Design and implement scalable, efficient NLP pipelines using LLMs and embedding models.
Integrate RAG and agentic components to enhance NLP capabilities and adaptability.

Inference Optimization & Deployment

Optimize model inference performance, reduce latency, and improve throughput using frameworks like vLLM, TensorRT, Ray, etc.
Implement best practices for containerization, CI/CD, monitoring, and observability to ensure stable, production-ready deployments.

Occasional Model Adaptation

Assist with fine-tuning or adapting LLMs for specific healthcare applications, ensuring scalability and efficiency.
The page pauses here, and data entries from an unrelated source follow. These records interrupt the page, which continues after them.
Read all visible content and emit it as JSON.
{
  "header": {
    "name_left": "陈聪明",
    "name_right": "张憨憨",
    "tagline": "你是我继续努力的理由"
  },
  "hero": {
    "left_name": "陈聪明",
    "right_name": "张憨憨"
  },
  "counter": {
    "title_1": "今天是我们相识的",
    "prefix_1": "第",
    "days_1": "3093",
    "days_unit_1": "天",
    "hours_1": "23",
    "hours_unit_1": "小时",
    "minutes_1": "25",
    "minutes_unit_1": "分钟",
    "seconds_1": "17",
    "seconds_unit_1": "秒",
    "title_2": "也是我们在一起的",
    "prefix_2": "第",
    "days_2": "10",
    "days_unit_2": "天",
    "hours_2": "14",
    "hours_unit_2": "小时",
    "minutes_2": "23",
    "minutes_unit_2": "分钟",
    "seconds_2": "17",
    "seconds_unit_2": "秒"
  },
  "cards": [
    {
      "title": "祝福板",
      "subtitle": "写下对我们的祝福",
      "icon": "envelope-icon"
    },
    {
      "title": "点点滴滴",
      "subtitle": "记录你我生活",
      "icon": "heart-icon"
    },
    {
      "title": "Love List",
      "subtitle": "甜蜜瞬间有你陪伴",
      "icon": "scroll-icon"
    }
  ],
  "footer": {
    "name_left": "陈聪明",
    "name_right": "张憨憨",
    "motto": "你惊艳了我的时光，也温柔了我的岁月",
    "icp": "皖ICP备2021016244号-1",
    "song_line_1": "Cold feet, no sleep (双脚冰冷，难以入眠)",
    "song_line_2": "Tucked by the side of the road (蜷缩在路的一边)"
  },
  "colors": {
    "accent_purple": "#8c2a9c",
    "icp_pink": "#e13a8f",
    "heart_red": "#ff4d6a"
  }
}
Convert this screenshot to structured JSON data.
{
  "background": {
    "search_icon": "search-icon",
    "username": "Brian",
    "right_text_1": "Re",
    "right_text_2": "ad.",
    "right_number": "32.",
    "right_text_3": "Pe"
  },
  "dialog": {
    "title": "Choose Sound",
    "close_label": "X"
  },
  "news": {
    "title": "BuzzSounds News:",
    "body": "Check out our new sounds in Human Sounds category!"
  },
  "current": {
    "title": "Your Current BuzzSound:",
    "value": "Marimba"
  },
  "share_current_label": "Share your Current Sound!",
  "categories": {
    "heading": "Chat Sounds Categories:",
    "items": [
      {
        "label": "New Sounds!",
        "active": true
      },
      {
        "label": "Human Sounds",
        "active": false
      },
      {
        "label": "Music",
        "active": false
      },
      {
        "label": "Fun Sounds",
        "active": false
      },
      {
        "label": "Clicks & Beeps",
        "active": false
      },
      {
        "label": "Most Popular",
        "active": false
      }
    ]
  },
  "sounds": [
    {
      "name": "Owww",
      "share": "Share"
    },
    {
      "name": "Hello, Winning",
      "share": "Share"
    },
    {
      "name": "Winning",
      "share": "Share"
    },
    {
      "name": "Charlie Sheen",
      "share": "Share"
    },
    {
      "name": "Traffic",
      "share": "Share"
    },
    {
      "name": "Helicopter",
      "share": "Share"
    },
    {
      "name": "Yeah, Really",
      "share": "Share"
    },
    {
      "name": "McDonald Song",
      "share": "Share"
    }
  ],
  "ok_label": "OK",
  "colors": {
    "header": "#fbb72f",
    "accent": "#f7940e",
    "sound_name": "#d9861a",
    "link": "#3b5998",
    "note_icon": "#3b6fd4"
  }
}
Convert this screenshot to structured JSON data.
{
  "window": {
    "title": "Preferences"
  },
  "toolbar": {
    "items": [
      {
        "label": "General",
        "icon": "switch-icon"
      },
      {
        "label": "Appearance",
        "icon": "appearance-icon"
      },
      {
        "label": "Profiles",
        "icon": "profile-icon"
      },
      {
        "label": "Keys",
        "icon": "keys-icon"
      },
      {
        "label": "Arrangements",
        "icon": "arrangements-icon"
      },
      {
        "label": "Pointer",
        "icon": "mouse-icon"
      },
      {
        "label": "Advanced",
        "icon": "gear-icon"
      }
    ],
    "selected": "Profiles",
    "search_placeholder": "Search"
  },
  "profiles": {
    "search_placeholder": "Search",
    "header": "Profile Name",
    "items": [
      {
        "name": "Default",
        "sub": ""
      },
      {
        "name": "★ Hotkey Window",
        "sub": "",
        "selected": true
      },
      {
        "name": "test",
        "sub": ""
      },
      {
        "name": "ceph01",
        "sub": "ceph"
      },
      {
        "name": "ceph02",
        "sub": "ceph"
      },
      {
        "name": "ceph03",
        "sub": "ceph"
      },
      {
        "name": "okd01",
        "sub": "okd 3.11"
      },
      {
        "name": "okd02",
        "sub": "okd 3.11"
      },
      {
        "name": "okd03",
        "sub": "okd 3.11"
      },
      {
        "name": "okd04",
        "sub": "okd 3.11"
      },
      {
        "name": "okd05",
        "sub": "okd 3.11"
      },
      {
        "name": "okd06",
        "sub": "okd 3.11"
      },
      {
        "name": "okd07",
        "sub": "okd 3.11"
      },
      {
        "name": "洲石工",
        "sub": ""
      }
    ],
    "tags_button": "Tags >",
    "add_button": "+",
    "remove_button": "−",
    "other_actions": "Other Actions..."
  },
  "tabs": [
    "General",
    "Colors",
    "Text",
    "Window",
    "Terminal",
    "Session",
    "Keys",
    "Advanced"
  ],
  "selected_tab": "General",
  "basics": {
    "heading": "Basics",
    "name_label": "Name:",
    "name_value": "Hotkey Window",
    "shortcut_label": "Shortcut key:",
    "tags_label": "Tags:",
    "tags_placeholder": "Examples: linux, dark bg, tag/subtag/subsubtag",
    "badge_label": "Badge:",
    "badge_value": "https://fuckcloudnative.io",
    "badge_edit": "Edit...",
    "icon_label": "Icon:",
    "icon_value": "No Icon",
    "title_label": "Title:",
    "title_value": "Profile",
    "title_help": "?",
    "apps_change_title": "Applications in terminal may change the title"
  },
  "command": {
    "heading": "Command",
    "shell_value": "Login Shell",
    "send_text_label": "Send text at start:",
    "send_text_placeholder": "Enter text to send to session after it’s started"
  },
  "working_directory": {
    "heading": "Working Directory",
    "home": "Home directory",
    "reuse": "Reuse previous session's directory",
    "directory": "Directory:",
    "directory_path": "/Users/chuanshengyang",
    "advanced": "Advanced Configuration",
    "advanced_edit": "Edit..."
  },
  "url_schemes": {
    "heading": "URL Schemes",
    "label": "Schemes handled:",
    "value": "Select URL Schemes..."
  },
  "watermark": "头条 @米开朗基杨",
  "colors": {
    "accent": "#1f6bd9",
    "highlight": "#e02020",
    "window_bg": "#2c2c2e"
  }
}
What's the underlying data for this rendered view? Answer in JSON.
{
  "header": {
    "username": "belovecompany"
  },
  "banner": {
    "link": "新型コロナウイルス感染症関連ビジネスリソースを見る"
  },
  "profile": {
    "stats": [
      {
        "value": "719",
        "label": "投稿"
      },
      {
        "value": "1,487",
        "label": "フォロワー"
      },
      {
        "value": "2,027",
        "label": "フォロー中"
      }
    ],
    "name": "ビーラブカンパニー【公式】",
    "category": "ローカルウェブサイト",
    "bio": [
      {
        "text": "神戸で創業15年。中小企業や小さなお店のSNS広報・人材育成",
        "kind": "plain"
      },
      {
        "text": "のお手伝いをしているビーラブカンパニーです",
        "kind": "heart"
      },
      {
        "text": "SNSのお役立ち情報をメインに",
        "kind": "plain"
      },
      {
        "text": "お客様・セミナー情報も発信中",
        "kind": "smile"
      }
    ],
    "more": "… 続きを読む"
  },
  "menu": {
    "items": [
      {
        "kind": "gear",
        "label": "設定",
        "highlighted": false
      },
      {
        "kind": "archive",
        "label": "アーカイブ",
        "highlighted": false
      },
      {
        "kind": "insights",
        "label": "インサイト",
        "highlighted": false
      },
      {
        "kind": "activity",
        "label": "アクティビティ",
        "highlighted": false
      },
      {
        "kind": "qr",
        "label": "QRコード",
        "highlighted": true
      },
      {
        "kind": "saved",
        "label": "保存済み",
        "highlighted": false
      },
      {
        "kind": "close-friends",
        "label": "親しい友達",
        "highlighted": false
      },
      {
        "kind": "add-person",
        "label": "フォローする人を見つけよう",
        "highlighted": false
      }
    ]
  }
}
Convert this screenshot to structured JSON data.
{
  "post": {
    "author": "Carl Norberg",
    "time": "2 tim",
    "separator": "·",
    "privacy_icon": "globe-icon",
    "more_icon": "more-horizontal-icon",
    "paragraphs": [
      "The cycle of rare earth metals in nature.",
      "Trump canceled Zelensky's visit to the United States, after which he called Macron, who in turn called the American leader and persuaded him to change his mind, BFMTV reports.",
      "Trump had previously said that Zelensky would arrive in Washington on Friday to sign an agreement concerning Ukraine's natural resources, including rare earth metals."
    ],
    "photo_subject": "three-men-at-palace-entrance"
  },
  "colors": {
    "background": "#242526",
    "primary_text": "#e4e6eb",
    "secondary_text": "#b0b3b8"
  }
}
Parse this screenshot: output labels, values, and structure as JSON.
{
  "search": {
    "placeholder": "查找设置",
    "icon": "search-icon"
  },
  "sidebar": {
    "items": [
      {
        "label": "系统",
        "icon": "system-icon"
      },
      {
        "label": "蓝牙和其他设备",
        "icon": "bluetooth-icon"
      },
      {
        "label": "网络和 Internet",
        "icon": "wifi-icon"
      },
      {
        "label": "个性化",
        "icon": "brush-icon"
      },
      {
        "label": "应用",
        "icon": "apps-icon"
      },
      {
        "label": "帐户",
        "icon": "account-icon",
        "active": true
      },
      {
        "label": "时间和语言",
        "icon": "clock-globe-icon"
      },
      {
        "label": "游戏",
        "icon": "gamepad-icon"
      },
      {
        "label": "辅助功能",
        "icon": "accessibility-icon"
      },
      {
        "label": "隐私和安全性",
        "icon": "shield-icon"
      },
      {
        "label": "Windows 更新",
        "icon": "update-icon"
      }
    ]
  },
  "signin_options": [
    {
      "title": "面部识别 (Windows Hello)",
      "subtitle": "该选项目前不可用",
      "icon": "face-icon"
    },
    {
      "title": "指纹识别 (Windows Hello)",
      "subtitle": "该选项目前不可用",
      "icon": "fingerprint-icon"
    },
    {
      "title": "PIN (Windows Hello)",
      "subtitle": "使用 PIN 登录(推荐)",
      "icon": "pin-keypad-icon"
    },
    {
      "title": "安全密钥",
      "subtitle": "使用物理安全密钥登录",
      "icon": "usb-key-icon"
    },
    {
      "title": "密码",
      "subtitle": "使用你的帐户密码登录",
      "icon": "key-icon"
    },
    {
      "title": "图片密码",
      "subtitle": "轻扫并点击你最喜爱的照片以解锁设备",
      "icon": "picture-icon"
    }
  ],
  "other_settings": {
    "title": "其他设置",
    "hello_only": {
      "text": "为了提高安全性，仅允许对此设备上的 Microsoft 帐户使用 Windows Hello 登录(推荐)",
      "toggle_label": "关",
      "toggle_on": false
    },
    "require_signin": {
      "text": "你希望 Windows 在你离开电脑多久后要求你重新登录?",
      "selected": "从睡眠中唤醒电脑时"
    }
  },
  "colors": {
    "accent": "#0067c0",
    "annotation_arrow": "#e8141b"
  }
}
Collaboration & Continuous Improvement

Work closely with NLP researchers, backend engineers, product managers, and frontend developers to build high-quality NLP solutions.
Participate in code reviews, architectural discussions, and stay updated on emerging NLP and LLM optimization techniques.

Requirements (Must-Haves!)

Bachelor's or Master’s degree in Computer Science or a related field.
2+ years of experience (or 1+ year with an advanced degree) in building and deploying ML/NLP systems using Python.
Hands-on experience with NLP frameworks (e.g., spaCy, Hugging Face Transformers, LangChain) and deep learning libraries (e.g., PyTorch).
Strong background in designing, implementing, and maintaining scalable backend architectures for NLP/LLM-based applications.
Experience working with large datasets, including data cleaning, preprocessing, and structuring.
Proficiency in containerization, CI/CD, and version control for production-grade deployments.
Expertise in LLM inference optimization using vLLM, TensorRT, Ray, etc.
Practical knowledge of deploying NLP models in production, including load balancing and latency reduction.

Preferred (Nice-to-Have!)

Experience in building RAG pipelines and integrating embedding models into NLP workflows.
Familiarity with agentic systems that leverage multiple models for dynamic, context-aware NLP solutions.
Knowledge of prompt engineering, model fine-tuning, and large-scale inference optimization for LLMs.